HYPATHIE D'ALEXANDRIE, VERS 370 A 415 APRES J-C ( portrait imaginaire)
Sa vie et sa mort vu par Socrate le Scolastique dans son "Histoire ecclésiastique" :
"Il y avait à Alexandrie une femme du nom d'Hypathie; c'était la fille du philosophe Théon; elle était parvenue à un tel degré de culture qu'elle surpassait sur ce point les philosophes, qu'elle prit la succession de l'école platocienne à la suite de Plotin, et qu'elle dispensait toutes les connaissances philosophiques à qui voulait, c'est pourquoi ceux qui, partout, voulaient faire de la philosophie, accouraient auprès d'elle. La fière franchise qu'elle avait en outre du fait de son éducation, faisait qu'elle affrontait face à face avec sang-froid même les gouvernements.
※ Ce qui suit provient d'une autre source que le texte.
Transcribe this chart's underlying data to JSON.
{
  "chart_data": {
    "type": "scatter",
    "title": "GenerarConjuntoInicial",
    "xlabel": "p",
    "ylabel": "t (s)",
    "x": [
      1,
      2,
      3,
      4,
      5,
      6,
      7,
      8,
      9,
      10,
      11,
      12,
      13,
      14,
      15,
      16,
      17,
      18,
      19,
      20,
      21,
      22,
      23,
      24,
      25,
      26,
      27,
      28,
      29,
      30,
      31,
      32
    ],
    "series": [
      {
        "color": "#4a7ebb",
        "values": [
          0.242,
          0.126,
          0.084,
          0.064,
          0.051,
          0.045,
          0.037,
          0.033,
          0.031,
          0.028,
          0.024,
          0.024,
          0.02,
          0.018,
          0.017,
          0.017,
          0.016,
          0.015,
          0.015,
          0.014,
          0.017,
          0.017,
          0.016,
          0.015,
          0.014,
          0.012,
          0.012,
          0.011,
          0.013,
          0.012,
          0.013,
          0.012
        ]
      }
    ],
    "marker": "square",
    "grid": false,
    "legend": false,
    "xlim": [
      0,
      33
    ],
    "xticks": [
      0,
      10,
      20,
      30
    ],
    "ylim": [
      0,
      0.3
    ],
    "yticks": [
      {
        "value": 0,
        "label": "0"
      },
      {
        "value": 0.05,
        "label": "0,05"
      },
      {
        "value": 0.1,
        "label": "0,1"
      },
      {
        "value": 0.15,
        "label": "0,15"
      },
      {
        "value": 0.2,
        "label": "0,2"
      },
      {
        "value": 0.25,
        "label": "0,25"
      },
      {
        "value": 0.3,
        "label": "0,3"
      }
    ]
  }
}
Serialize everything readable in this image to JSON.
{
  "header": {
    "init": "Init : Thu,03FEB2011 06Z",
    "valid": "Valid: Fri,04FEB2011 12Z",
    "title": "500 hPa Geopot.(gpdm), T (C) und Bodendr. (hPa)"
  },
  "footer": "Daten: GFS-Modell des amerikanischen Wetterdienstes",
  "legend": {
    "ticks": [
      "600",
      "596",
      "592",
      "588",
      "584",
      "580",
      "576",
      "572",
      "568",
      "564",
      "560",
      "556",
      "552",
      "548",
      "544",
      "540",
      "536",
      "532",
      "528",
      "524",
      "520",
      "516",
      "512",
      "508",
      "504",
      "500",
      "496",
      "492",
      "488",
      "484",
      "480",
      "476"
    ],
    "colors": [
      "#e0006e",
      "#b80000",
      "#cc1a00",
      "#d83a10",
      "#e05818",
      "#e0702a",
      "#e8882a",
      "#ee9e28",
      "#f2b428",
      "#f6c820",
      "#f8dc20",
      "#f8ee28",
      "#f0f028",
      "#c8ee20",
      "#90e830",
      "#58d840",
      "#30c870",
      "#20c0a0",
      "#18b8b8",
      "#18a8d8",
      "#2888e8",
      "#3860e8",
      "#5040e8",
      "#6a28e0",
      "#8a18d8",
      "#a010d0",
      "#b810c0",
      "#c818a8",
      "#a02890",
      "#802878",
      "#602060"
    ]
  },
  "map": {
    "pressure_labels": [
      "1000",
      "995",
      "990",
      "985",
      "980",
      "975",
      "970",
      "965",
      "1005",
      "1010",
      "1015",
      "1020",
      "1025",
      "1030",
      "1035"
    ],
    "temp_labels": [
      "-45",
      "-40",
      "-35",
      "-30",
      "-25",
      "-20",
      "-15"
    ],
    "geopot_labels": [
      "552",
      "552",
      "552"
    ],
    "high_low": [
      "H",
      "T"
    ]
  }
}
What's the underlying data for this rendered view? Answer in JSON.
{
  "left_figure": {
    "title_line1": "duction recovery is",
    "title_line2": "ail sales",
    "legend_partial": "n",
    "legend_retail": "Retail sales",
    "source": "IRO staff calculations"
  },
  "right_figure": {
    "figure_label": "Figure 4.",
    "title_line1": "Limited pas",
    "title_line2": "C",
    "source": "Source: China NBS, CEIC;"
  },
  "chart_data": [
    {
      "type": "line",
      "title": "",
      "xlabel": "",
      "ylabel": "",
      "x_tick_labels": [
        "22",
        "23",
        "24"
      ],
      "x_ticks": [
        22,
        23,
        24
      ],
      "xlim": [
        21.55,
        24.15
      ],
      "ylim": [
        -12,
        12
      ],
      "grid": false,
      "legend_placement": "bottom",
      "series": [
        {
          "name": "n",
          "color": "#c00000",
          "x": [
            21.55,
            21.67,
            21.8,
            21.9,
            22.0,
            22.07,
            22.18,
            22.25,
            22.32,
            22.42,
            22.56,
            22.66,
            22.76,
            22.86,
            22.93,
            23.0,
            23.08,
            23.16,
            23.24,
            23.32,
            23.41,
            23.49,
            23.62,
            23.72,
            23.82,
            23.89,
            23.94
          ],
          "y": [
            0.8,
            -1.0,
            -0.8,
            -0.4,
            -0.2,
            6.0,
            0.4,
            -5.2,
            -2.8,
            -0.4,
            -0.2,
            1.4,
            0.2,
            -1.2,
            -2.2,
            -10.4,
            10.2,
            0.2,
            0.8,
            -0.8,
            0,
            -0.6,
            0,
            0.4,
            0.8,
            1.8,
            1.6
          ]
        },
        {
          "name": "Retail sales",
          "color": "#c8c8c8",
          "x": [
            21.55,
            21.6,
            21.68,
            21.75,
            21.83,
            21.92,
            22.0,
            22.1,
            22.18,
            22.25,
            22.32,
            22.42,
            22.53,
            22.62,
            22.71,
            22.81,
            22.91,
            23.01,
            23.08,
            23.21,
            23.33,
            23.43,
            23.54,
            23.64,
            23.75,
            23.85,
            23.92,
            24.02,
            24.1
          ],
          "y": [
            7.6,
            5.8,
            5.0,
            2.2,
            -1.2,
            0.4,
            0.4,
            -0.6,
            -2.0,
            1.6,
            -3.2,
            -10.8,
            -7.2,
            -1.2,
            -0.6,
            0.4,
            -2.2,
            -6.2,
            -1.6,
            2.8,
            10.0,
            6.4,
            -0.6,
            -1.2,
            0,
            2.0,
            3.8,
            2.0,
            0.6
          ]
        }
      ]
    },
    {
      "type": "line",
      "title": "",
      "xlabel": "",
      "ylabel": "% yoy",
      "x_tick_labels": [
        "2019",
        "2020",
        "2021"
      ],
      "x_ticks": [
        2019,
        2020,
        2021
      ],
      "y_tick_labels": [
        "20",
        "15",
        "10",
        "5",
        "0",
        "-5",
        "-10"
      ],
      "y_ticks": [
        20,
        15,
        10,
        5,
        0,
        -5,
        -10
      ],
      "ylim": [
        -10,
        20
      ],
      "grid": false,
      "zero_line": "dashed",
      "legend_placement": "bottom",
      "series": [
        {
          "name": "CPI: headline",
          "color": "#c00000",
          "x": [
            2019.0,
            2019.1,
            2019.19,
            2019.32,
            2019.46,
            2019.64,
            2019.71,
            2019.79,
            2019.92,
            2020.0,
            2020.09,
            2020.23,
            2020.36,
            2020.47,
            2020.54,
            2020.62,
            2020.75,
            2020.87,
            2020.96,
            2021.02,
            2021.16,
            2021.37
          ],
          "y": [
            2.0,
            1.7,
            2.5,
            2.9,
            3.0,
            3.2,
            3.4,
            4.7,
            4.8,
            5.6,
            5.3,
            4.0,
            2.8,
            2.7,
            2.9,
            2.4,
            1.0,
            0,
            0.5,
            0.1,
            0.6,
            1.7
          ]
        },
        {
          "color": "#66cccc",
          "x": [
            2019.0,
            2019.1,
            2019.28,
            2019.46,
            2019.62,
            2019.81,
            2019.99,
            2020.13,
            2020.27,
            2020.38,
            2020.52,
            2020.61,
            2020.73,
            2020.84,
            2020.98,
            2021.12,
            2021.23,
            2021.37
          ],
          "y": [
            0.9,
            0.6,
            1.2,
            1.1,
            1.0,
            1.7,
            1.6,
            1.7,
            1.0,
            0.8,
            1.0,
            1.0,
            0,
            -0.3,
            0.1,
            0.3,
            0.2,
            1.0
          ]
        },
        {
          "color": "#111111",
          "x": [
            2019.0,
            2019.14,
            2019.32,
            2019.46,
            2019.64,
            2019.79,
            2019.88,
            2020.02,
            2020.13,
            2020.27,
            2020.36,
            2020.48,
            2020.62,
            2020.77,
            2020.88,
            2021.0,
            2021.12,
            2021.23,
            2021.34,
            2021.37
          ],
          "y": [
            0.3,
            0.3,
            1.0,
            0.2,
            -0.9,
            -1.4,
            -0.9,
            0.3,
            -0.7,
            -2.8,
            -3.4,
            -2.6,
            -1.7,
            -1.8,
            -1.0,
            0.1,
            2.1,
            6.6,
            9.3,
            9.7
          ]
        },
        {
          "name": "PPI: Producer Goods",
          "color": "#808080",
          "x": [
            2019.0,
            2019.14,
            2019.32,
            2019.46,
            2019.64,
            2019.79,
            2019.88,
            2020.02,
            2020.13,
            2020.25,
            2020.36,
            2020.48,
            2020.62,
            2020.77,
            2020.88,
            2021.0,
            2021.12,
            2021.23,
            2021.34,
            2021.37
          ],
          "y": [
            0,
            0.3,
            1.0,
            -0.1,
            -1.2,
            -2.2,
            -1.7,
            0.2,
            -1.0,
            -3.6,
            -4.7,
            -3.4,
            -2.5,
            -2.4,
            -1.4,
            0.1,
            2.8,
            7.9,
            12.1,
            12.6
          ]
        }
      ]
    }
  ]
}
Et, elle n'avait pas la moindre honte à se trouver au milieu des hommes; car du fait de sa maîtrise supérieure, c'étaient plutôt eux qui étaient saisis de honte et de crainte face à elle."
" Contre elle, alors, s'arma la jalousie; comme en effet, elle commençait à rencontrer assez souvent Oreste, cela déclencha contre elle calomnie chez le peuple des chrétiens, selon laquelle, elle était bien celle qui empêchait des relations amicales entre Oreste et l'évêque. Et donc, des hommes excités, à la tête desquels se trouvait un certain Pierre le lecteur, montent un complot contre elle et guettent Hypathie qui rentrait chez elle : la jetant hors de son siège, ils la traînent à l'église qu'on appelait la Césareum, et l'ayant dépouillée de son vêtement, ils la frappèrent à coups de tessons; l'ayant systématiquement mise en pièces, ils chargèrent ses membres jusqu'en haut du Cinarôn et les anéantirent par le feu. Ce qui ne fut pas sans porter atteinte à l'image de Cyrille et de l'église d'Alexandrie; car c'était tout à fait génant, de la part de ceux qui se réclamaient du Christ que des meurtres, des bagarres et autres actes semblables soient cautionnés par le patriarche. Et cela eut lieu la 4ème année de l'épiscopat de Cyrille, la 10ème année du règne d'Honorius, le 6ème règne de Théodose, au mois de mars, pendant le Carême."